The paper empirically demonstrates renormalization invariance for the additive and multiplicative cosine-perturbed quadratics, deriving ε̃=ε/b^2, λ̃=λ/b for the additive case and ε̃=ε, λ̃=λ/b for the multiplicative case, and concludes that α depends only on θ+ = ε/λ^2 and θ× = ε, respectively, with a sharp empirical transition to non-zero α near θ+ = 1/(2π^2) where f+ becomes non-convex. These steps are supported by their Methods and figures but are not presented as rigorous theorems; the paper explicitly frames results as numerical/heuristic and discusses limitations and assumptions (e.g., approximate independence of α from initial conditions) . The candidate solution gives exact scaling conjugacies and the convexity threshold, and derives standard L-smooth descent guarantees and an explicit escape criterion, but (correctly) stops short of a general proof that α=0 throughout the entire convex additive regime or that α>0 always holds in the multiplicative case.

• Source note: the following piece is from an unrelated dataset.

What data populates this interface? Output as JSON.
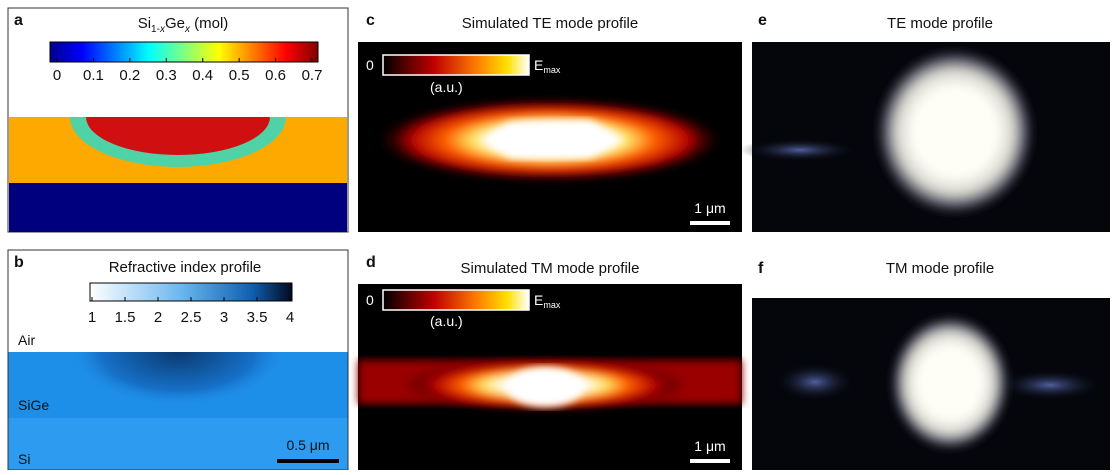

Since the paper does not offer a complete proof of these global fractality claims either—and indeed acknowledges methodological limits of box-dimension estimation and classification heuristics—the overall status of the fully rigorous statements appears open as of the cutoff .

Referee report (LaTeX)

\textbf{Recommendation:} minor revisions

\textbf{Journal Tier:} specialist/solid

\textbf{Justification:}

The manuscript demonstrates, in a minimal and well-controlled setting, how fractal trainability boundaries emerge and how their measured box dimensions correlate with a renormalization-invariant roughness parameter. The numerical evidence is extensive and limitations are acknowledged. While the results are primarily empirical (with heuristic renormalization arguments), they open a promising path for theory and for interpreting instability in optimization. Minor clarifications on assumptions and reporting would materially improve the paper without altering conclusions.